Columbia combines three demand drivers that most Southeast metros don't combine the same way. The South Carolina state government, centered in the Columbia capitol complex, employs roughly 70,000 across agencies and buys significant IT services through local and regional MSPs. BlueCross BlueShield of South Carolina's corporate campus, Prisma Health Richland, and Lexington Medical Center anchor a strong healthcare IT sub-sector that rewards HIPAA-competent MSPs. The Fort Jackson defense-contractor ecosystem generates recurring CMMC and ITAR-adjacent work. The result is a compounding recurring-revenue base that's less cyclical than the boom-and-bust growth markets MSPs often compete in, and buyers pay up for that stability. Compare Columbia MSPs to Charlotte or Atlanta MSPs and you'll often see a quarter- to half-turn multiple premium on the stability alone.
Who are the most active MSP buyers in Columbia, SC in 2026?
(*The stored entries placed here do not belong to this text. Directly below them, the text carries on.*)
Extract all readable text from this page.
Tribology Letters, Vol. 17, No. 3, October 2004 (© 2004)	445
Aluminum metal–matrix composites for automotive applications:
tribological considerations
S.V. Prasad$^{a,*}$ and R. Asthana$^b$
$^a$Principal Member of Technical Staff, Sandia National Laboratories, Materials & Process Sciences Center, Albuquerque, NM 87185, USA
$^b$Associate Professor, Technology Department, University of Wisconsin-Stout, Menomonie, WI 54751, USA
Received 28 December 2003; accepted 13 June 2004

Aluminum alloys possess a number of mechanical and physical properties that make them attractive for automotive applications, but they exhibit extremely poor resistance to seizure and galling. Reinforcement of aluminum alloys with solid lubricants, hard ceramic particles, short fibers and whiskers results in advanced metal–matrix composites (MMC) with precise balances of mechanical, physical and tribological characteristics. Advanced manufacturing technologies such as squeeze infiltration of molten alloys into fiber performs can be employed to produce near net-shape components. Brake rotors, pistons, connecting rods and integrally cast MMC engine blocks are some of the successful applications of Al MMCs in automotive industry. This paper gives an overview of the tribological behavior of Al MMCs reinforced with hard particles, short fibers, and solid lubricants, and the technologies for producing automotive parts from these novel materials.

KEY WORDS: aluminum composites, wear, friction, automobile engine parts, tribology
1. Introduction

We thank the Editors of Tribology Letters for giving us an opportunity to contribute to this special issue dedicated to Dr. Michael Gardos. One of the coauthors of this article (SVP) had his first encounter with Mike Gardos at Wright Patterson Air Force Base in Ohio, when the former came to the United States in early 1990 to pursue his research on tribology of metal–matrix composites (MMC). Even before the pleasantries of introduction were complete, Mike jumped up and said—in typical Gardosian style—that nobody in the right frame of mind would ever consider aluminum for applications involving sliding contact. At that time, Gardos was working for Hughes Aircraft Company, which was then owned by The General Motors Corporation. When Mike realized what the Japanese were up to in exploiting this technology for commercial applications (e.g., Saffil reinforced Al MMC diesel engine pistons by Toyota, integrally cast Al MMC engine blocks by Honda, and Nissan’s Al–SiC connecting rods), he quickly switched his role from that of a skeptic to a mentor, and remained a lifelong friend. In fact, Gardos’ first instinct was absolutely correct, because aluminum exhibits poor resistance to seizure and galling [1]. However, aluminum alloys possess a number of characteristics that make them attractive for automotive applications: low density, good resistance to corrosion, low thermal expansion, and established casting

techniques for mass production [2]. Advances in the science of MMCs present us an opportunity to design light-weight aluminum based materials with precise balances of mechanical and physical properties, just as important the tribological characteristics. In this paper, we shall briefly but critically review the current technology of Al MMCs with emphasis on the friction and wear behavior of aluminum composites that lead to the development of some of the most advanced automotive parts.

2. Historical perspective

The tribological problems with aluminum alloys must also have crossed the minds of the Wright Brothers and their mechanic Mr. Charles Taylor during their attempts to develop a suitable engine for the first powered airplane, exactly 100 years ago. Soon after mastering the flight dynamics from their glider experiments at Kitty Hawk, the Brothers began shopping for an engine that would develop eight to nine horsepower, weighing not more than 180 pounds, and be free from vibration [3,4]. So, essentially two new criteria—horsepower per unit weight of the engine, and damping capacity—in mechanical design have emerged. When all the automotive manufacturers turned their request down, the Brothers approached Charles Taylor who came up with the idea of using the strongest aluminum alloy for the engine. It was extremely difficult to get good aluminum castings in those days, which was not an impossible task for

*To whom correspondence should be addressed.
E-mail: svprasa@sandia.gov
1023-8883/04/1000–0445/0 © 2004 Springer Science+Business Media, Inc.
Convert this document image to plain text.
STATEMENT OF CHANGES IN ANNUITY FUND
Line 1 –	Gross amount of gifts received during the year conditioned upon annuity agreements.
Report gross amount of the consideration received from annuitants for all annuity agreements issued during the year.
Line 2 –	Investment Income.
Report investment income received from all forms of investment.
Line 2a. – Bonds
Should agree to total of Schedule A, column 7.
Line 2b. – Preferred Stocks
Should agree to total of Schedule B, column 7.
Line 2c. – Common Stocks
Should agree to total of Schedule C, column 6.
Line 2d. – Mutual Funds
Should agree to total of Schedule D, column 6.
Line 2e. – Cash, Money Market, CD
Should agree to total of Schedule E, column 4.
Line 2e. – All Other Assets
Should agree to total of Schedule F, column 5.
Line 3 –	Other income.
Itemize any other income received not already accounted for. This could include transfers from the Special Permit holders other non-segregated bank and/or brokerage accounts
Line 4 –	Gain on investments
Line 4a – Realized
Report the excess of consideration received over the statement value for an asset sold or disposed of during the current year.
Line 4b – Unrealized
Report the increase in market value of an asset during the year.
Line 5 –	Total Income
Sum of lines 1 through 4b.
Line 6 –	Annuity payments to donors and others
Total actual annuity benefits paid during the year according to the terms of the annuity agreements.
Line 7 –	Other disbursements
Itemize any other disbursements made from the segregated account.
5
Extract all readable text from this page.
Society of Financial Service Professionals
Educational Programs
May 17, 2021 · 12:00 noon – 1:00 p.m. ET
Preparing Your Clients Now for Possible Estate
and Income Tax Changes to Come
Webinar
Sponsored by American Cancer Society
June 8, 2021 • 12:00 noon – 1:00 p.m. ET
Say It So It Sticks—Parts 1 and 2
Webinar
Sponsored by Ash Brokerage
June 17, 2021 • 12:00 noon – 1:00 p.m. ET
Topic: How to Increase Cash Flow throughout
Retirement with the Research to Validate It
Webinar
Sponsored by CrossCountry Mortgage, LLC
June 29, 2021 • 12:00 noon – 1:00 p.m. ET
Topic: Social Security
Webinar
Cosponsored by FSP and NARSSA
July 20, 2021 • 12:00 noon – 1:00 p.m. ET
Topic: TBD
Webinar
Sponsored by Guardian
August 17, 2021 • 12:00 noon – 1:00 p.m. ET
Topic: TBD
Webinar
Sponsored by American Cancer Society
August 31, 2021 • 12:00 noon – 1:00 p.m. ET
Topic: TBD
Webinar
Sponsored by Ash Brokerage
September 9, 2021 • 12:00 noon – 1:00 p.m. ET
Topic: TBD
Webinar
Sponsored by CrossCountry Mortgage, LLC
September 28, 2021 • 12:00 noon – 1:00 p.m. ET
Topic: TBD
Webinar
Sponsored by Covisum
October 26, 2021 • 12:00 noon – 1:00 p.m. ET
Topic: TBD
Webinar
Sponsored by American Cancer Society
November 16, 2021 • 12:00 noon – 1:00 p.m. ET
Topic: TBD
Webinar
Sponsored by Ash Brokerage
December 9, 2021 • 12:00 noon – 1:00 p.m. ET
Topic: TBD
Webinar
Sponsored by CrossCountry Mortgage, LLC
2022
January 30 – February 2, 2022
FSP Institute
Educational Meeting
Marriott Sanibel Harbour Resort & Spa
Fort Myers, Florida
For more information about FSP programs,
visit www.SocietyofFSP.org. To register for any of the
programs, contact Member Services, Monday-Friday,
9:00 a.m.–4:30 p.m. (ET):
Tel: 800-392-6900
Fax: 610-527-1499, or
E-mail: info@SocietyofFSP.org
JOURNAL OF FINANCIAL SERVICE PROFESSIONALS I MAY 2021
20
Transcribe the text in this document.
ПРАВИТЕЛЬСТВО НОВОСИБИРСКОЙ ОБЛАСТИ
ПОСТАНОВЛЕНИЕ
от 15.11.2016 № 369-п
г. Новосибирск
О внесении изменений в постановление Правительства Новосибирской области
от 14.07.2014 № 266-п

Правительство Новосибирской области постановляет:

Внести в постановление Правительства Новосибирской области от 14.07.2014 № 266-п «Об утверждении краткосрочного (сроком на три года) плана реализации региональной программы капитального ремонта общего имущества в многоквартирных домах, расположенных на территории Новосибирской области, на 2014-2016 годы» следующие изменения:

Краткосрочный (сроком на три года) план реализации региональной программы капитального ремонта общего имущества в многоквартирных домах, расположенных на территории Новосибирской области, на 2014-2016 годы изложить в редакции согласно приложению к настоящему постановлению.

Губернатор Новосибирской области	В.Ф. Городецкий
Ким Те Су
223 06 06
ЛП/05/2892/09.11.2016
Evergreen Services Group (Alpine Investors) has been one of the most consistent bidders for founder-led Columbia MSPs in the $1M-$5M EBITDA range, especially those with 70%+ MRR. Thrive (Court Square Capital) is particularly focused on cybersecurity-heavy MSPs and shops serving regulated verticals, which fits Columbia's healthcare and defense mix well. New Charter Technologies (Oval Partners) has been aggressive in the Southeast and frequently tops LOI stacks. Integris, Cerium Networks, Ntiva, Dataprise, and Converge Technology Solutions all run active programs in the region. For smaller MSPs under $750K EBITDA, several Southeast-focused regional PE rollups compete alongside independent buyers using SBA 7(a) financing at 3.0x-4.5x SDE.
What do MSPs sell for in Columbia, SC in 2026?
A small Columbia MSP doing $1.2M in revenue with $280K SDE and 55% MRR typically sells at 3.5x-4.0x SDE, or $980K-$1.12M in enterprise value. A mid-sized MSP at $3.5M revenue with $650K adjusted EBITDA and 75% recurring MRR lands at 5.0x-6.0x EBITDA ($3.25M-$3.9M). A multi-vertical platform doing $8M in revenue, $1.6M EBITDA, 80%+ MRR, and a real security practice with CMMC posture can reach 7.5x-9.0x EBITDA — $12M to $14.4M. National consolidators have paid above 10x for Southeast MSPs with genuine cybersecurity specialization and $2M+ in EBITDA. The single biggest lever in Columbia is MRR composition: move from 55% to 75% recurring and you typically capture a full additional turn on the multiple.
What do Columbia MSP owners need to know before selling?
Three things matter more in Columbia than they do in most markets. First, MRR discipline — buyers value contractual managed services revenue separately from break-fix or project revenue, and any handshake monthly billing relationships get discounted or excluded during diligence. Clean up and standardize your contracts 6-12 months before going to market. Second, contract assignability. South Carolina state contracts and CMMC-adjacent federal work often have assignment restrictions that need legal review well in advance. Third, technician retention. Columbia's tech labor pool is competing with Charlotte and Charleston, and buyers price retention risk into the multiple. Document your team, consider stay bonuses, and build bench depth. Owners who do these three things well typically clear 1.0x-1.5x higher on the final multiple than owners who try to address them during diligence.